In June it launched a media blitz campaign spending €4 million of taxpayers’ money on a television and press campaign to explain how it was going to win the battle to increase purchasing power. But apparently people still remain unconvinced.
While some would argue that it's up to individuals to create their own wealth and not the role of the state, the French government has passed a series of measures that are supposed to create those very conditions for economic growth.
They've included a relaxation of the country's 35-hour working week, which many economists agreed had put something of a stranglehold on the French labour market ever since it was introduced 10 years ago, and a reform to employment laws making overtime possible and giving people the chance to (in the words of Sarkozy's often repeated mantra) “work more to earn more. "
If the public remains unconvinced, the economic figures don't exactly help either. According to a report in the weekly news magazine L'Express, the gross domestic product is now expected to see a projected growth of one per cent in 2008 - less than had been hoped. And although the magazine says evidence from the European Commission points to the contrary, the prime minister, François Fillon, maintains France is on target to reduce the public deficit from 2.7 to 2.5 per cent of GDP by the end of the year.
Still to continue process of reform and find the money to invest in social policies and transportation for example, the government needs money. Money that by its own admission it simply doesn't have and hasn't had since introducing a fiscal package costing a cool €13 billion in August last year, shortly after coming to power, which critics claim benefitted primarily the already better off by reducing inheritance tax.
Increases in the price of fuel and the consequent rise in the cost of a range of household products are of course not confined to France.
When it comes to public opinion people in this country (as in any other) don't really want to hear about global explanations to the problem.

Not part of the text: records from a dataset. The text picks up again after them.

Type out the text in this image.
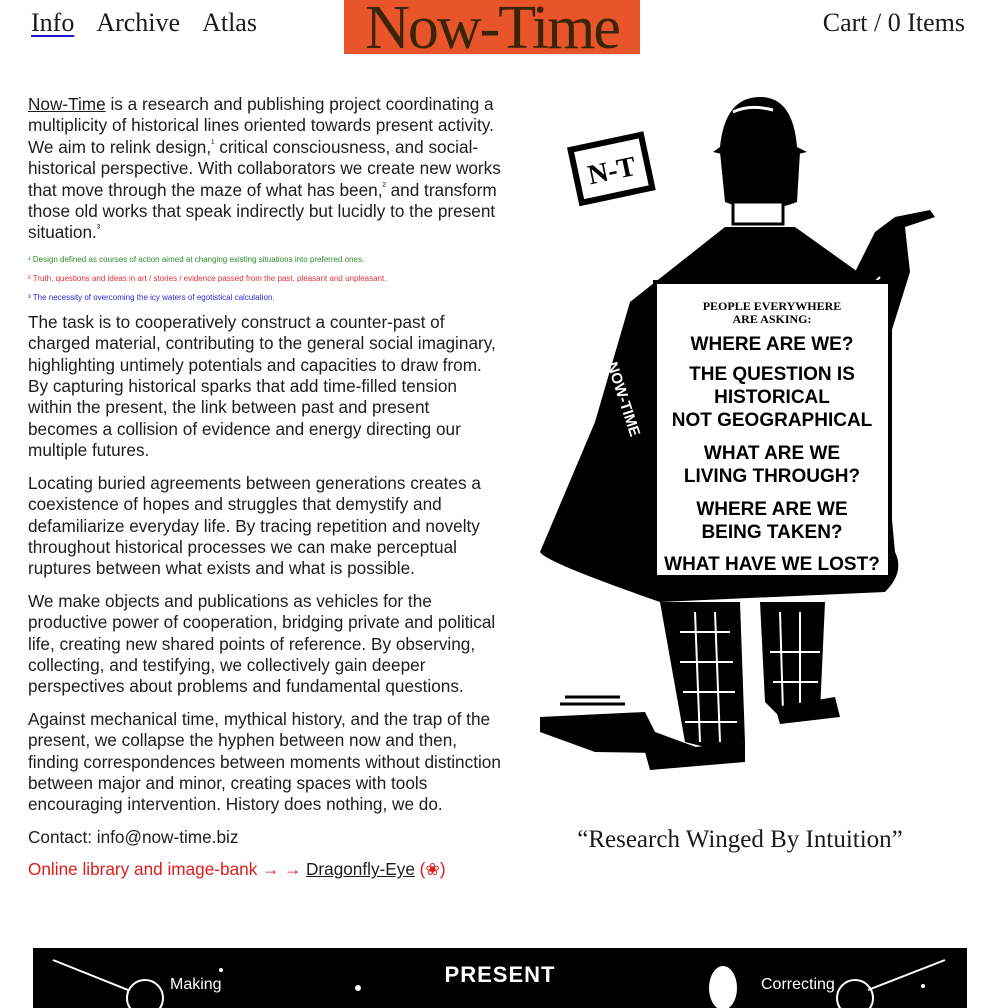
Info Archive Atlas	Now-Time	Cart / 0 Items

Now-Time is a research and publishing project coordinating a multiplicity of historical lines oriented towards present activity. We aim to relink design,$^{^1}$ critical consciousness, and social-historical perspective. With collaborators we create new works that move through the maze of what has been,$^{^2}$ and transform those old works that speak indirectly but lucidly to the present situation.$^{^3}$

¹ Design defined as courses of action aimed at changing existing situations into preferred ones.

² Truth, questions and ideas in art / stories / evidence passed from the past, pleasant and unpleasant.

³ The necessity of overcoming the icy waters of egotistical calculation.

The task is to cooperatively construct a counter-past of charged material, contributing to the general social imaginary, highlighting untimely potentials and capacities to draw from. By capturing historical sparks that add time-filled tension within the present, the link between past and present becomes a collision of evidence and energy directing our multiple futures.

Locating buried agreements between generations creates a coexistence of hopes and struggles that demystify and defamiliarize everyday life. By tracing repetition and novelty throughout historical processes we can make perceptual ruptures between what exists and what is possible.

We make objects and publications as vehicles for the productive power of cooperation, bridging private and political life, creating new shared points of reference. By observing, collecting, and testifying, we collectively gain deeper perspectives about problems and fundamental questions.

Against mechanical time, mythical history, and the trap of the present, we collapse the hyphen between now and then, finding correspondences between moments without distinction between major and minor, creating spaces with tools encouraging intervention. History does nothing, we do.

Contact: info@now-time.biz

Online library and image-bank → → Dragonfly-Eye (❀)

N-T
PEOPLE EVERYWHERE
ARE ASKING:
WHERE ARE WE?
THE QUESTION IS
HISTORICAL
NOT GEOGRAPHICAL
WHAT ARE WE
LIVING THROUGH?
WHERE ARE WE
BEING TAKEN?
WHAT HAVE WE LOST?
NOW-TIME
“Research Winged By Intuition”
PRESENT
Making	Correcting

They want the government to address the everyday issues that effect them.
Little wonder then that with no money available to boost the economy and certainly none around for general tax breaks, the French are “feeling the pinch. " And it's no surprise that they are also pretty gloomy about the future for a country in which half the population earns less than €1,500 per month when the best they're likely to be offered, at least in the short term, is more belt tightening.